MWE of a mix of functions with typed vs. non-typed inputs and the inputs being structs or direct variables.
using BenchmarkTools
mutable struct mystruct
myint::Int
mysym::Symbol
end
mutable struct mystruct_nottyped
myint
mysym
end
s = mystruct(1, :randomsymbol)
s_nottyped = mystruct_nottyped(1, :randomsymbol)
function accessfromstruct(s::mystruct)
res = 0 # this should allocate an int
for _ = 1:100 # force the function to take longer
if s.mysym == :randomsymbol # testing reading a field in the structure
res += 1
s.myint += res # testing setting a field in the structure
end
end
return res, s
end
function accessfromstruct_nottyped(s) # same as above, but input to function is not typed
res = 0
for _ = 1:100
if s.mysym == :randomsymbol
res += 1
s.myint += res
end
end
return res, s
end
accessfromstruct(s) # precompile
accessfromstruct_nottyped(s); accessfromstruct_nottyped(s_nottyped)
@btime accessfromstruct(s) # 143 ns, 0 bytes
@btime accessfromstruct_nottyped(s) # 54 ns, 16 bytes
@btime accessfromstruct_nottyped(s_nottyped) # 2.8 us, 1.6 KB
# it makes sense the last one is the worst since nothing is typed
# but why is the second faster than the first?

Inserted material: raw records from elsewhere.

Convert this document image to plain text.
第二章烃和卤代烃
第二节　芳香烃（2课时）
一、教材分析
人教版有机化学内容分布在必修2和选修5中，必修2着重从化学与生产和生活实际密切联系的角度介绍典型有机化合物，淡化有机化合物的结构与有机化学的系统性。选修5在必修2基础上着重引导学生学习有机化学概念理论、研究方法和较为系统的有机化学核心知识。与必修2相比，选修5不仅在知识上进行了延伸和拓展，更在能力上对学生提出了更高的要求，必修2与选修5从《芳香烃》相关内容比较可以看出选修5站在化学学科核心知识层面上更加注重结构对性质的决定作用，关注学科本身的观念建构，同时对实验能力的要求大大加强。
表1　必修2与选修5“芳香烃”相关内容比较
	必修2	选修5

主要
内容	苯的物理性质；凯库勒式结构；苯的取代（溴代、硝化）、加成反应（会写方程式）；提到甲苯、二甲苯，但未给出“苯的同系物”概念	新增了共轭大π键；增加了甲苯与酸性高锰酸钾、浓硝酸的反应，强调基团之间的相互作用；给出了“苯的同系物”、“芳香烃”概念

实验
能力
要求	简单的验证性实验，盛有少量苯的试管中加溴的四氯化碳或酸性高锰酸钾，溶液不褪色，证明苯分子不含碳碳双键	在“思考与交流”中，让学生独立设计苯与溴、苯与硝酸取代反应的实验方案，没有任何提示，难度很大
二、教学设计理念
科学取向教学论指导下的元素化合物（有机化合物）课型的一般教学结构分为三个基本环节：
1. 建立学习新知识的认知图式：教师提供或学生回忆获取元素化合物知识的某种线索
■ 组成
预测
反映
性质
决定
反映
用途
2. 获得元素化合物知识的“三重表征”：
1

@btime accessfromstruct($s) # 31 ns, 0 bytes
@btime accessfromstruct_nottyped($s) # 31 ns, 0 bytes
@btime accessfromstruct_nottyped($s_nottyped) # 2.8 us, 1.6 KB
function accessdirectly(i::Int, s::Symbol)
res = 0
for _ = 1:100
if s == :randomsymbol
res += 1
i += res
end
end
return res, i
end
mysym = :randomsymbol; myint = 1
accessdirectly(myint, mysym)
@btime accessdirectly(myint, mysym) # 4 ns, 0 bytes
@btime accessdirectly($(Ref(myint))[], $(Ref(mysym))[]) # 1 ns, 0 bytes
function accessdirectly_nottyped(i, s)
res = 0
for _ = 1:100
if s == :randomsymbol
res += 1
i += res
end
end
return res, i
end
accessdirectly_nottyped(myint, mysym)
@btime accessdirectly_nottyped(myint, mysym) # 18 ns, 32 bytes
@btime accessdirectly_nottyped($myint, $mysym) # 1 ns, 0 bytes
@btime accessdirectly($(Ref(myint))[], $(Ref(mysym))[]) # 1 ns, 0 bytes
Specific points and questions:
- Since the function is allocating, I am guessing any btime result with 0 allocations is not properly measured
- The most concerning comparison to me is
@btime accessfromstruct_nottyped(s) # 54 ns, 16 bytes
versus
@btime accessdirectly_nottyped(myint, mysym) # 18 ns, 32 bytes
.
If both functions are not typed, why does using the struct lead to longer run-time? - Ideally, I’d like to use something like
accessfromstruct(s)
where the struct fields are typed and the function inputs are too. I’m not sure I’m running btime correctly for that case, but the typed function with typed, non-struct inputs (@btime accessdirectly(myint, mysym)
) might do better than the typed function with a typed, struct input. Is there a better way to test these with btime?